Thursday, 3 April 2014

#516 Strength, Vulnerability & Reality

     We're all, at some level, aware of our own weaknesses, shortcomings, vulnerabilities. The effect this awareness has on us varies tremendously from person to person, as well as for each of us under different circumstances and over the span of a lifetime.
     Dysfunctional, yet all too common ways of dealing with the reality of our human condition include various types of
          overcompensation eg tough guy / gal, workaholism, narcissistic personality disorder;
          suppression eg pretending everything's always happy-happy; and 
          decompensation eg paralyzing anxiety / fear / depression.

     A healthy way of living in reality, in all its complexity, unpredictability, high ups & low downs is with a clear, open heart-mind.

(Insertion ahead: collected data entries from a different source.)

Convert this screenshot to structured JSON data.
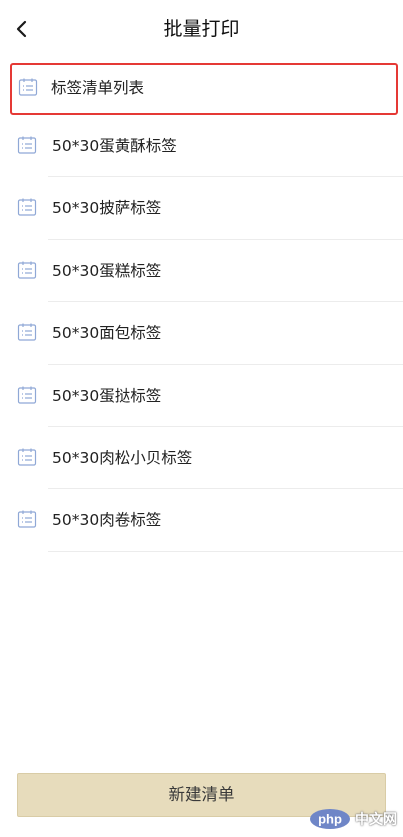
{
  "header": {
    "title": "批量打印",
    "back_icon": "chevron-left-icon"
  },
  "list": {
    "item_icon": "calendar-list-icon",
    "icon_color": "#8fa8d6",
    "items": [
      {
        "label": "标签清单列表",
        "selected": true
      },
      {
        "label": "50*30蛋黄酥标签"
      },
      {
        "label": "50*30披萨标签"
      },
      {
        "label": "50*30蛋糕标签"
      },
      {
        "label": "50*30面包标签"
      },
      {
        "label": "50*30蛋挞标签"
      },
      {
        "label": "50*30肉松小贝标签"
      },
      {
        "label": "50*30肉卷标签"
      }
    ]
  },
  "footer": {
    "new_button_label": "新建清单",
    "button_color": "#e7dcbc"
  },
  "watermark": {
    "logo_text": "php",
    "site_text": "中文网",
    "logo_color": "#6f86c7"
  },
  "colors": {
    "selected_border": "#e53935"
  }
}
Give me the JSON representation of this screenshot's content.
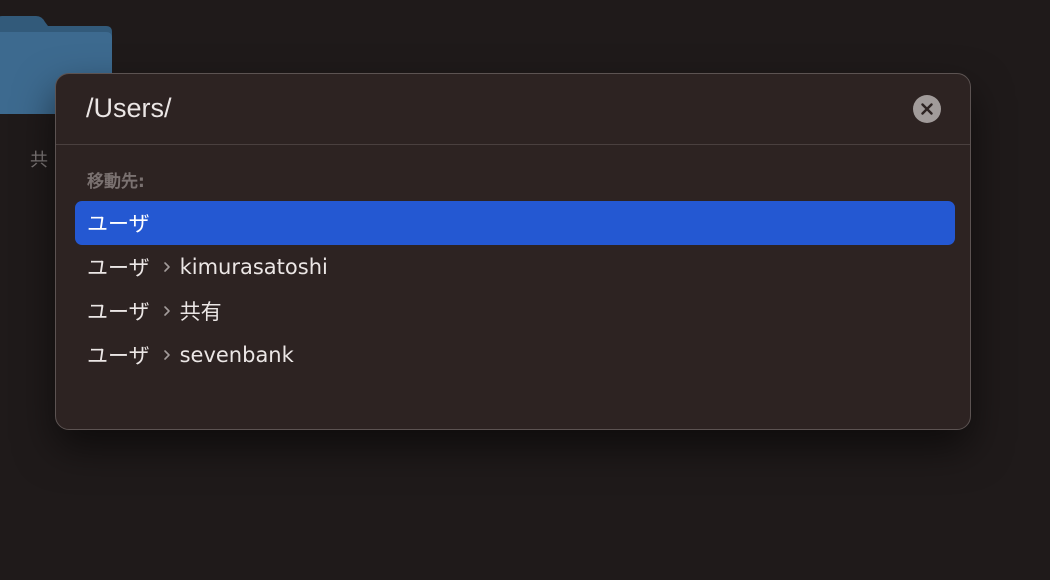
{
  "background": {
    "folder_label": "共"
  },
  "dialog": {
    "path_value": "/Users/",
    "section_label": "移動先:",
    "results": [
      {
        "parent": "ユーザ",
        "child": ""
      },
      {
        "parent": "ユーザ",
        "child": "kimurasatoshi"
      },
      {
        "parent": "ユーザ",
        "child": "共有"
      },
      {
        "parent": "ユーザ",
        "child": "sevenbank"
      }
    ],
    "selected_index": 0
  },
  "colors": {
    "selection": "#2458d2",
    "dialog_bg": "#2d2322",
    "folder": "#3d6a8f"
  },
  "icons": {
    "clear": "xmark-circle-icon",
    "separator": "chevron-right-icon",
    "folder": "folder-icon"
  }
}
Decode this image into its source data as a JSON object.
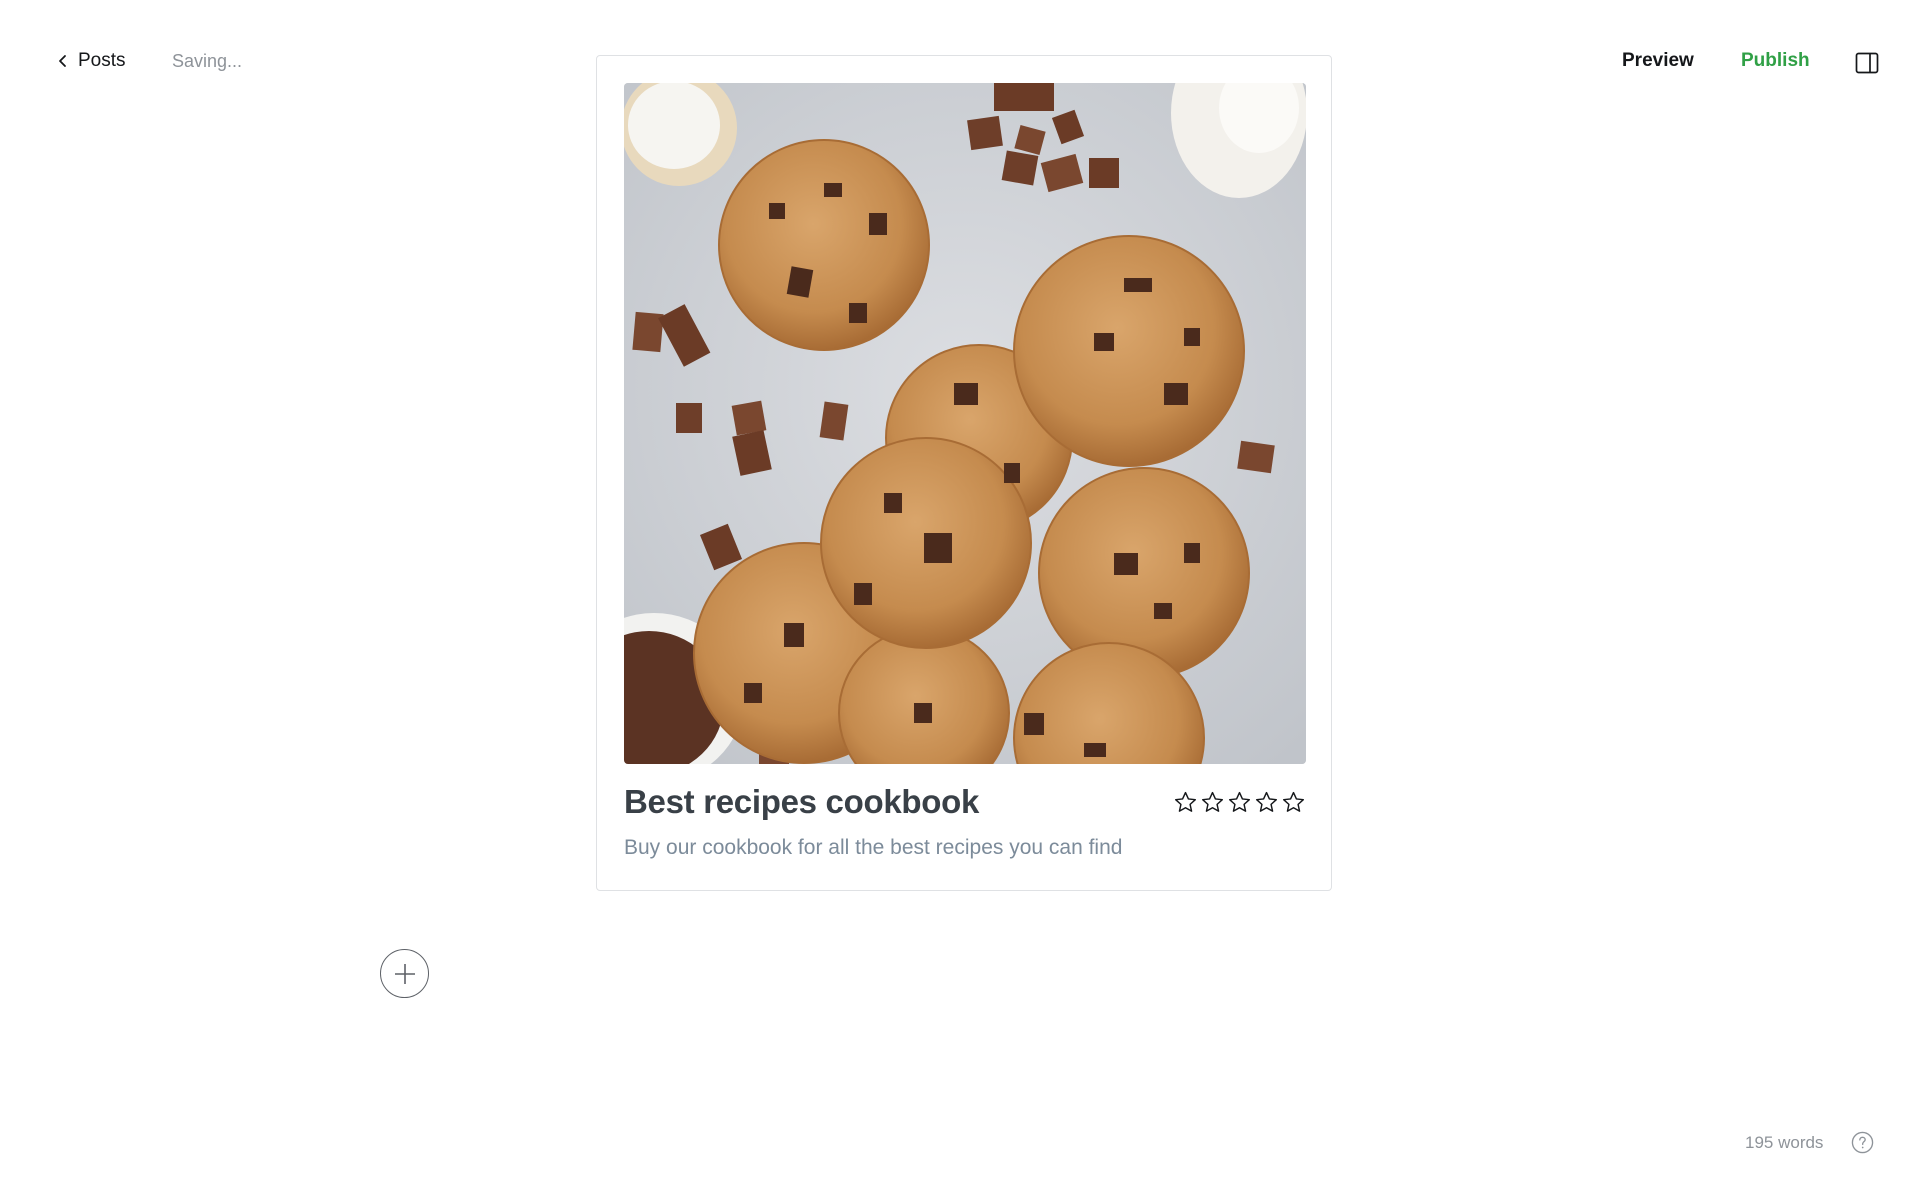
{
  "header": {
    "back_label": "Posts",
    "status": "Saving...",
    "preview_label": "Preview",
    "publish_label": "Publish",
    "publish_color": "#30a046"
  },
  "product_card": {
    "image_alt": "Chocolate chunk cookies on a grey surface with flour, chocolate pieces and a bottle of milk",
    "title": "Best recipes cookbook",
    "description": "Buy our cookbook for all the best recipes you can find",
    "rating": 0,
    "rating_max": 5
  },
  "footer": {
    "word_count": "195 words"
  },
  "icons": {
    "back": "chevron-left-icon",
    "sidebar": "sidebar-toggle-icon",
    "star": "star-outline-icon",
    "add": "plus-icon",
    "help": "help-icon"
  }
}
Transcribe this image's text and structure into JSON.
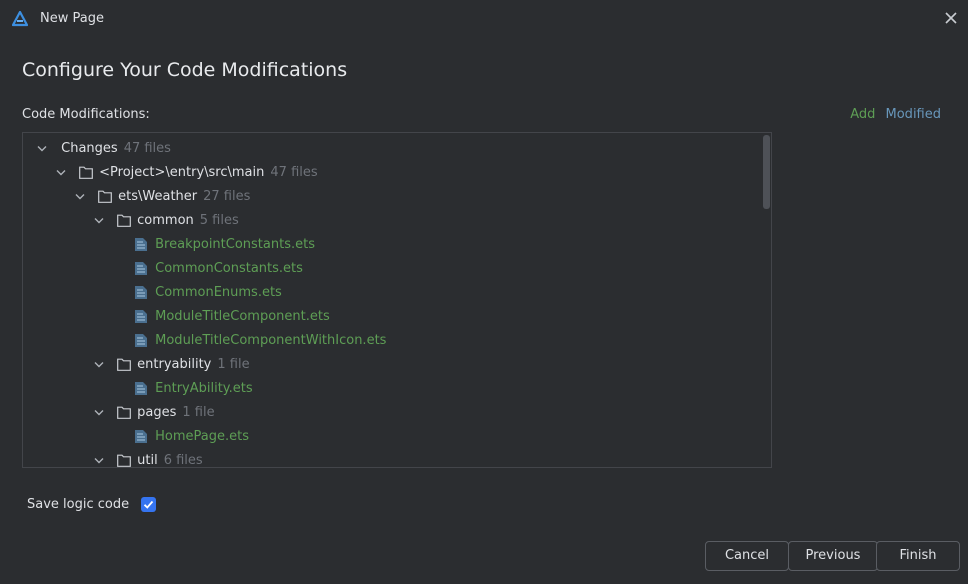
{
  "window": {
    "title": "New Page"
  },
  "heading": "Configure Your Code Modifications",
  "section_label": "Code Modifications:",
  "legend": {
    "add": "Add",
    "modified": "Modified"
  },
  "tree": [
    {
      "name": "Changes",
      "count": "47 files",
      "type": "group"
    },
    {
      "name": "<Project>\\entry\\src\\main",
      "count": "47 files",
      "type": "folder"
    },
    {
      "name": "ets\\Weather",
      "count": "27 files",
      "type": "folder"
    },
    {
      "name": "common",
      "count": "5 files",
      "type": "folder"
    },
    {
      "name": "BreakpointConstants.ets",
      "type": "file"
    },
    {
      "name": "CommonConstants.ets",
      "type": "file"
    },
    {
      "name": "CommonEnums.ets",
      "type": "file"
    },
    {
      "name": "ModuleTitleComponent.ets",
      "type": "file"
    },
    {
      "name": "ModuleTitleComponentWithIcon.ets",
      "type": "file"
    },
    {
      "name": "entryability",
      "count": "1 file",
      "type": "folder"
    },
    {
      "name": "EntryAbility.ets",
      "type": "file"
    },
    {
      "name": "pages",
      "count": "1 file",
      "type": "folder"
    },
    {
      "name": "HomePage.ets",
      "type": "file"
    },
    {
      "name": "util",
      "count": "6 files",
      "type": "folder"
    }
  ],
  "save_logic": {
    "label": "Save logic code",
    "checked": true
  },
  "buttons": {
    "cancel": "Cancel",
    "previous": "Previous",
    "finish": "Finish"
  },
  "colors": {
    "added": "#5e9e55",
    "modified": "#6897bb",
    "accent": "#3574f0",
    "background": "#2b2d30"
  }
}
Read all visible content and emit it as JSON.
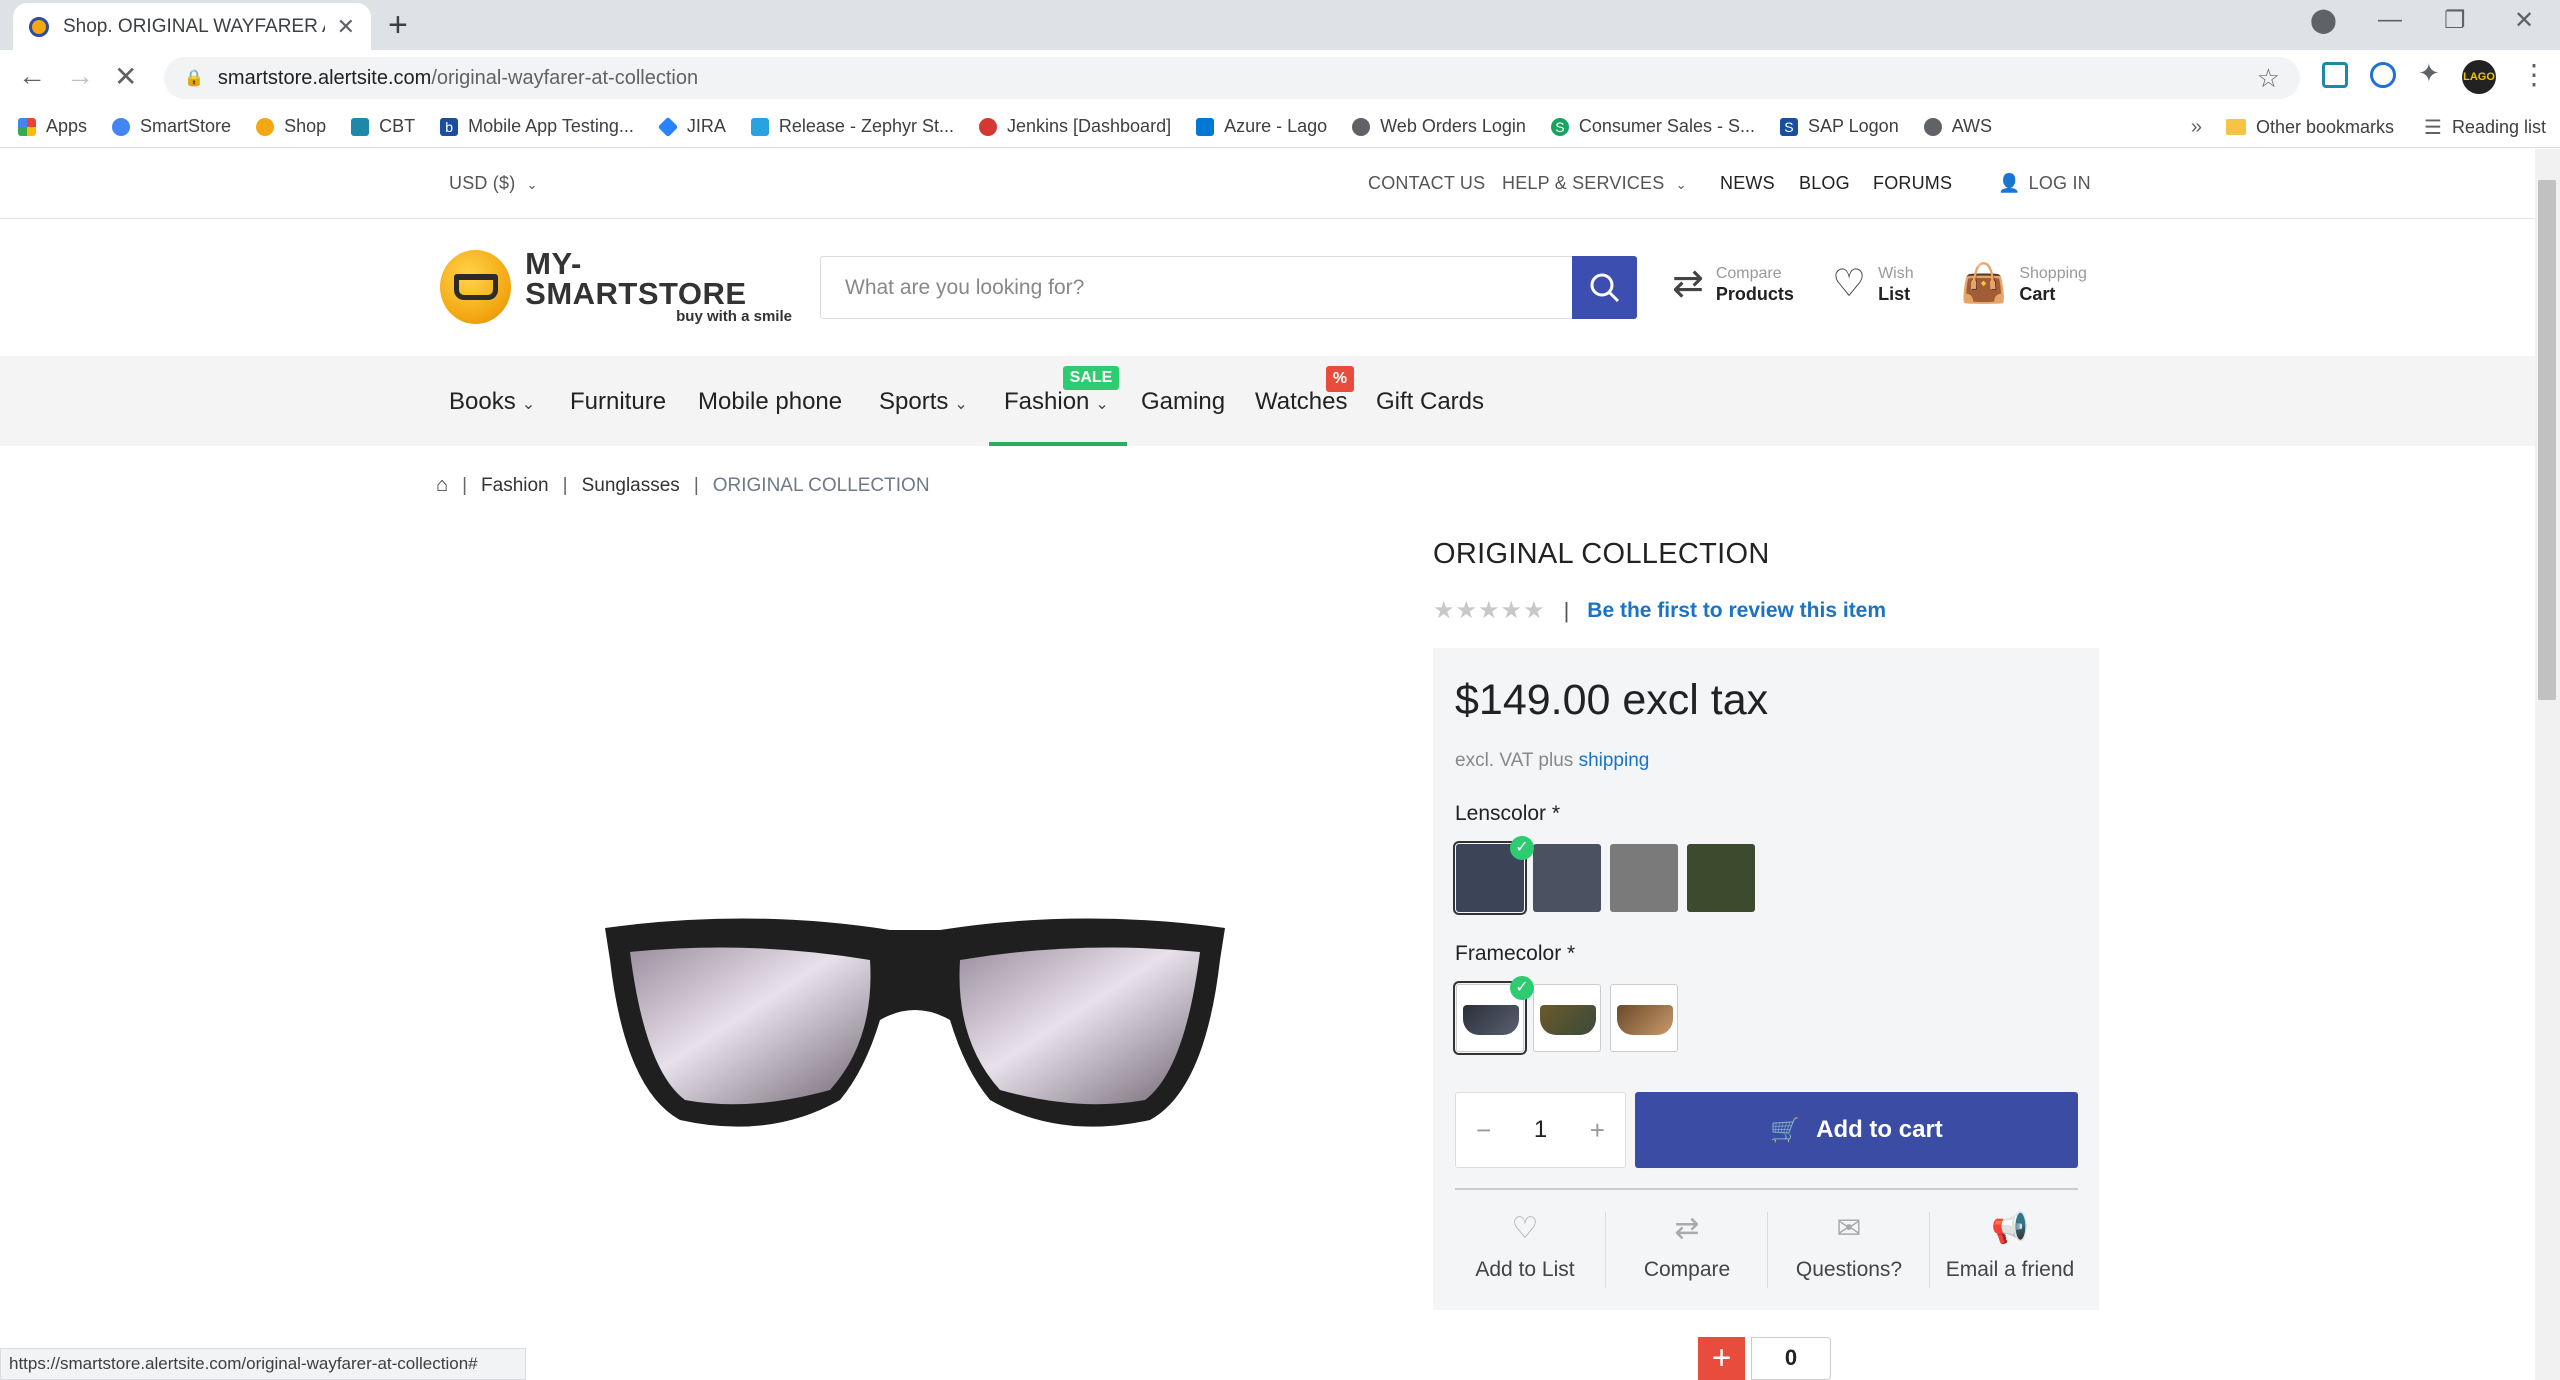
{
  "browser": {
    "tab_title": "Shop. ORIGINAL WAYFARER AT C",
    "url_domain": "smartstore.alertsite.com",
    "url_path": "/original-wayfarer-at-collection",
    "status_url": "https://smartstore.alertsite.com/original-wayfarer-at-collection#",
    "bookmarks": [
      "Apps",
      "SmartStore",
      "Shop",
      "CBT",
      "Mobile App Testing...",
      "JIRA",
      "Release - Zephyr St...",
      "Jenkins [Dashboard]",
      "Azure - Lago",
      "Web Orders Login",
      "Consumer Sales - S...",
      "SAP Logon",
      "AWS"
    ],
    "other_bookmarks": "Other bookmarks",
    "reading_list": "Reading list",
    "profile_label": "LAGO"
  },
  "topbar": {
    "currency": "USD ($)",
    "contact": "CONTACT US",
    "help": "HELP & SERVICES",
    "news": "NEWS",
    "blog": "BLOG",
    "forums": "FORUMS",
    "login": "LOG IN"
  },
  "header": {
    "logo_name": "MY-SMARTSTORE",
    "logo_slogan": "buy with a smile",
    "search_placeholder": "What are you looking for?",
    "compare_top": "Compare",
    "compare_bottom": "Products",
    "wish_top": "Wish",
    "wish_bottom": "List",
    "cart_top": "Shopping",
    "cart_bottom": "Cart"
  },
  "categories": [
    "Books",
    "Furniture",
    "Mobile phone",
    "Sports",
    "Fashion",
    "Gaming",
    "Watches",
    "Gift Cards"
  ],
  "badges": {
    "sale": "SALE",
    "percent": "%"
  },
  "breadcrumb": {
    "l1": "Fashion",
    "l2": "Sunglasses",
    "current": "ORIGINAL COLLECTION"
  },
  "product": {
    "title": "ORIGINAL COLLECTION",
    "rating_stars": 0,
    "review_link": "Be the first to review this item",
    "price": "$149.00 excl tax",
    "vat_text": "excl. VAT plus",
    "shipping_link": "shipping",
    "lens_label": "Lenscolor *",
    "lens_colors": [
      "#3b4557",
      "#4a5262",
      "#7a7a7a",
      "#3c4a2e"
    ],
    "frame_label": "Framecolor *",
    "quantity": "1",
    "add_to_cart": "Add to cart",
    "actions": [
      "Add to List",
      "Compare",
      "Questions?",
      "Email a friend"
    ],
    "share_count": "0"
  }
}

Does this sound as revolutionary as driving sober? It's common sense, yet as we all know, common sense is not common at all.
     Mindfulness practice increases & stabilizes metacognition - ability to observe the workings of our own mind: mental, emotional, verbal & behavioral reactions. We learn to clearly see when these are dysfunctional (noise, friction), accept these as they are, and observe their consequences (increased suffering for ourselves & others). As a result of this clear insight & acceptance of ourselves & others as we are ("our common human condition"), we naturally, gradually, at our own pace, let go of dysfunctional compensations, and become progressively healthier & wiser.